A Canadian court released its decision on a landmark 2010 ruling Monday, upholding the legalization of brothels and pimping in the province of Ontario, saying the law helps to ensure the safety of women involved in the country's already legal prostitution industry.
The Ontario Court of Appeal made its decision to uphold the 2010 ruling by Ontario Superior Court Justice Susan Himel, which held that the criminalization of brothels and "non-exploitative" commercial relationships between prostitutes and pimps was "unconstitutional."
The court reasoned on Monday that its decided to uphold the controversial 2010 decision because it would make prostitution safer for those who are employed in the notoriously dangerous sex industry.
Although prostitution is legal in Canada, several laws restrict the operations of bawdy-houses, or brothels, and prohibit anyone including pimps from "living on the avails of prostitution" or from "profiting off another's prostitution."

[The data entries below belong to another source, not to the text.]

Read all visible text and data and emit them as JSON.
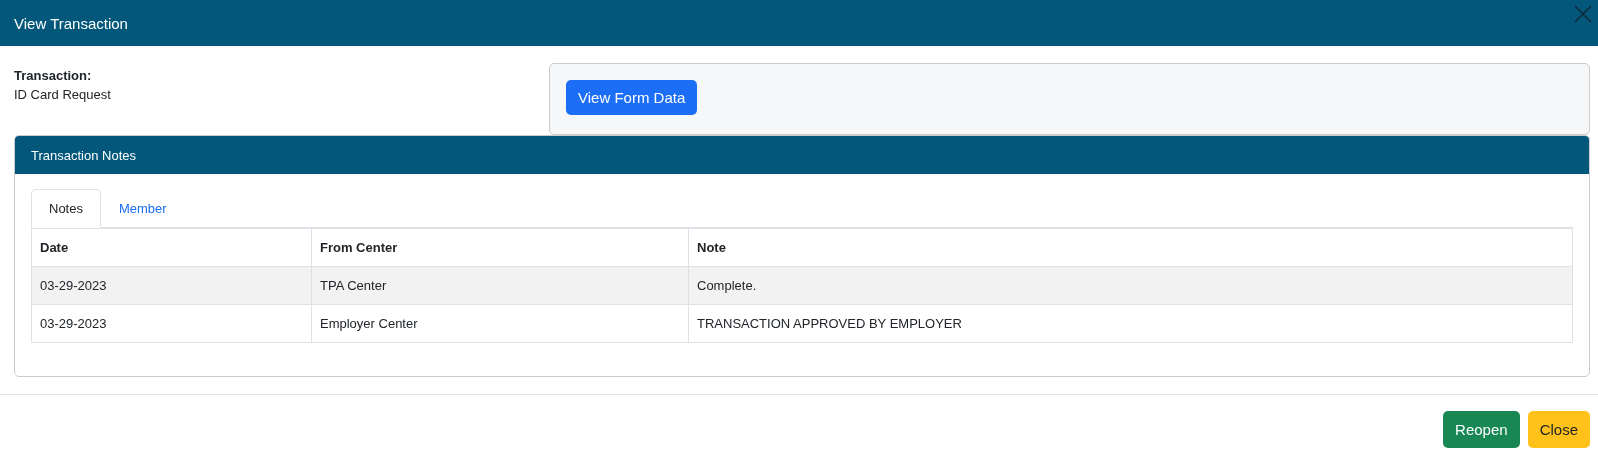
{
  "window": {
    "title": "View Transaction"
  },
  "transaction": {
    "label": "Transaction:",
    "value": "ID Card Request"
  },
  "form_button": "View Form Data",
  "notes_card": {
    "title": "Transaction Notes",
    "tabs": [
      {
        "label": "Notes",
        "selected": true
      },
      {
        "label": "Member",
        "selected": false
      }
    ],
    "table": {
      "columns": [
        "Date",
        "From Center",
        "Note"
      ],
      "rows": [
        [
          "03-29-2023",
          "TPA Center",
          "Complete."
        ],
        [
          "03-29-2023",
          "Employer Center",
          "TRANSACTION APPROVED BY EMPLOYER"
        ]
      ]
    }
  },
  "buttons": [
    {
      "label": "Reopen",
      "kind": "success"
    },
    {
      "label": "Close",
      "kind": "warning"
    }
  ]
}
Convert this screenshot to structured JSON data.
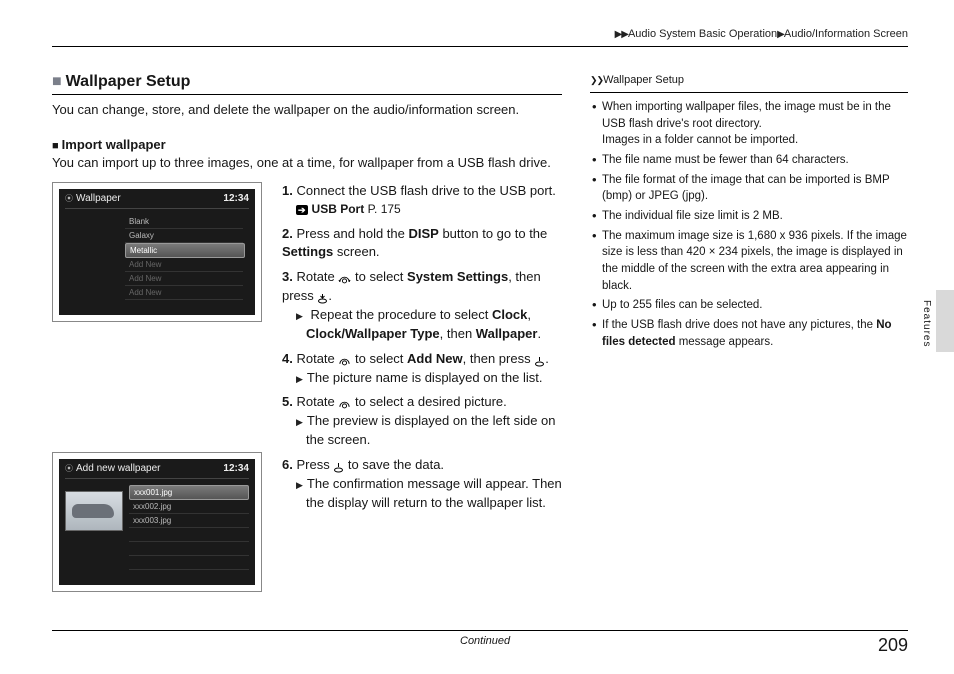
{
  "breadcrumb": {
    "section": "Audio System Basic Operation",
    "subsection": "Audio/Information Screen"
  },
  "main": {
    "title": "Wallpaper Setup",
    "intro": "You can change, store, and delete the wallpaper on the audio/information screen.",
    "sub_title": "Import wallpaper",
    "sub_intro": "You can import up to three images, one at a time, for wallpaper from a USB flash drive.",
    "fig1": {
      "title": "Wallpaper",
      "time": "12:34",
      "items": [
        "Blank",
        "Galaxy",
        "Metallic",
        "Add New",
        "Add New",
        "Add New"
      ]
    },
    "fig2": {
      "title": "Add new wallpaper",
      "time": "12:34",
      "items": [
        "xxx001.jpg",
        "xxx002.jpg",
        "xxx003.jpg"
      ]
    },
    "steps": {
      "s1_num": "1.",
      "s1": "Connect the USB flash drive to the USB port.",
      "s1_xref_label": "USB Port",
      "s1_xref_page": "P. 175",
      "s2_num": "2.",
      "s2_a": "Press and hold the ",
      "s2_b": "DISP",
      "s2_c": " button to go to the ",
      "s2_d": "Settings",
      "s2_e": " screen.",
      "s3_num": "3.",
      "s3_a": "Rotate ",
      "s3_b": " to select ",
      "s3_c": "System Settings",
      "s3_d": ", then press ",
      "s3_e": ".",
      "s3_sub_a": "Repeat the procedure to select ",
      "s3_sub_b": "Clock",
      "s3_sub_c": ", ",
      "s3_sub_d": "Clock/Wallpaper Type",
      "s3_sub_e": ", then ",
      "s3_sub_f": "Wallpaper",
      "s3_sub_g": ".",
      "s4_num": "4.",
      "s4_a": "Rotate ",
      "s4_b": " to select ",
      "s4_c": "Add New",
      "s4_d": ", then press ",
      "s4_e": ".",
      "s4_sub": "The picture name is displayed on the list.",
      "s5_num": "5.",
      "s5_a": "Rotate ",
      "s5_b": " to select a desired picture.",
      "s5_sub": "The preview is displayed on the left side on the screen.",
      "s6_num": "6.",
      "s6_a": "Press ",
      "s6_b": " to save the data.",
      "s6_sub": "The confirmation message will appear. Then the display will return to the wallpaper list."
    }
  },
  "side": {
    "title": "Wallpaper Setup",
    "n1a": "When importing wallpaper files, the image must be in the USB flash drive's root directory.",
    "n1b": "Images in a folder cannot be imported.",
    "n2": "The file name must be fewer than 64 characters.",
    "n3": "The file format of the image that can be imported is BMP (bmp) or JPEG (jpg).",
    "n4": "The individual file size limit is 2 MB.",
    "n5": "The maximum image size is 1,680 x 936 pixels. If the image size is less than 420 × 234 pixels, the image is displayed in the middle of the screen with the extra area appearing in black.",
    "n6": "Up to 255 files can be selected.",
    "n7a": "If the USB flash drive does not have any pictures, the ",
    "n7b": "No files detected",
    "n7c": " message appears."
  },
  "tab": "Features",
  "footer": {
    "continued": "Continued",
    "page": "209"
  }
}
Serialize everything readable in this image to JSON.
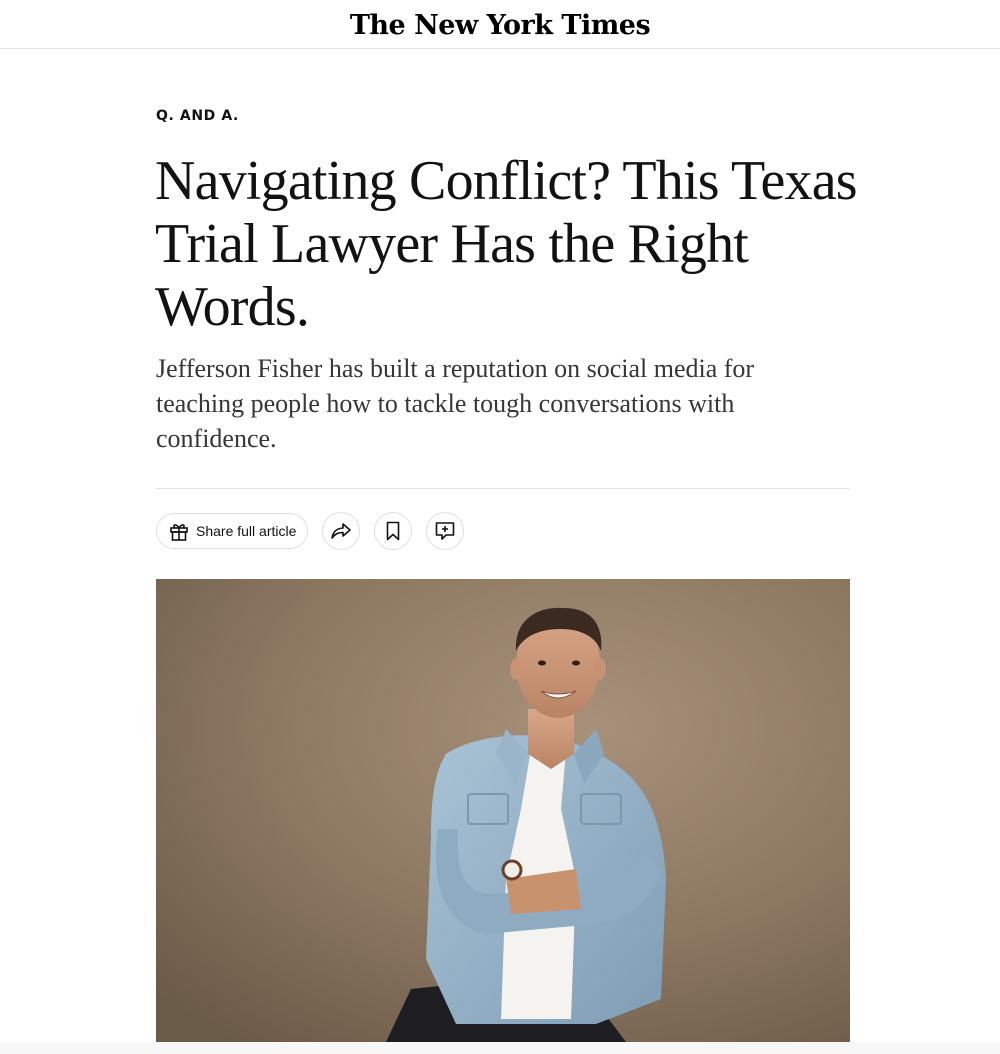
{
  "masthead": {
    "logo_text": "The New York Times"
  },
  "article": {
    "kicker": "Q. AND A.",
    "headline": "Navigating Conflict? This Texas Trial Lawyer Has the Right Words.",
    "summary": "Jefferson Fisher has built a reputation on social media for teaching people how to tackle tough conversations with confidence."
  },
  "share_bar": {
    "share_label": "Share full article",
    "share_icon": "gift-icon",
    "forward_icon": "share-arrow-icon",
    "save_icon": "bookmark-icon",
    "comment_icon": "comment-icon"
  },
  "hero": {
    "description_icon": "portrait-photo"
  }
}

The Ontario court dismissed the legality of these laws, arguing that a ban on brothels would "prevent prostitutes from taking the basic safety precaution of moving indoors to locations under their control," the court wrote in its decision.
"We also hold that the prohibition on living on the avails of prostitution infringes s. 7 of the Charter (the Canadian Charter of Rights and Freedoms) to the extent that it criminalizes non-exploitative commercial relationships between prostitutes and other people," the court said.
Christian groups in the country have appealed to the Canadian government over the case asking for their leaders to establish laws that "uphold the dignity and value of all Canadian women," according to Julia Beazley of the Evangelical Fellowship of Canada.
Beazley recently spoke at a Canadian church arguing that the government must address the issue of prostitution as it is not the location that endangers sex industry workers "it is the violent johns, pimps and traffickers who prey on them," according to CCN.com.
The Canadian government can rewrite the law within a year, according to Monday's decision.
"Prostitution is a controversial topic, one that provokes heated and heartfelt debate about morality, equality, personal autonomy and pubic safety," the court added.
"It is not the court's role to engage in that debate. Our role is to decide whether or not the challenged laws accord with the Constitution, which is the supreme law of the land. It is up to Parliament to respond with new legislation."
The controversial decision is likely be appealed to the Canadian Supreme Court.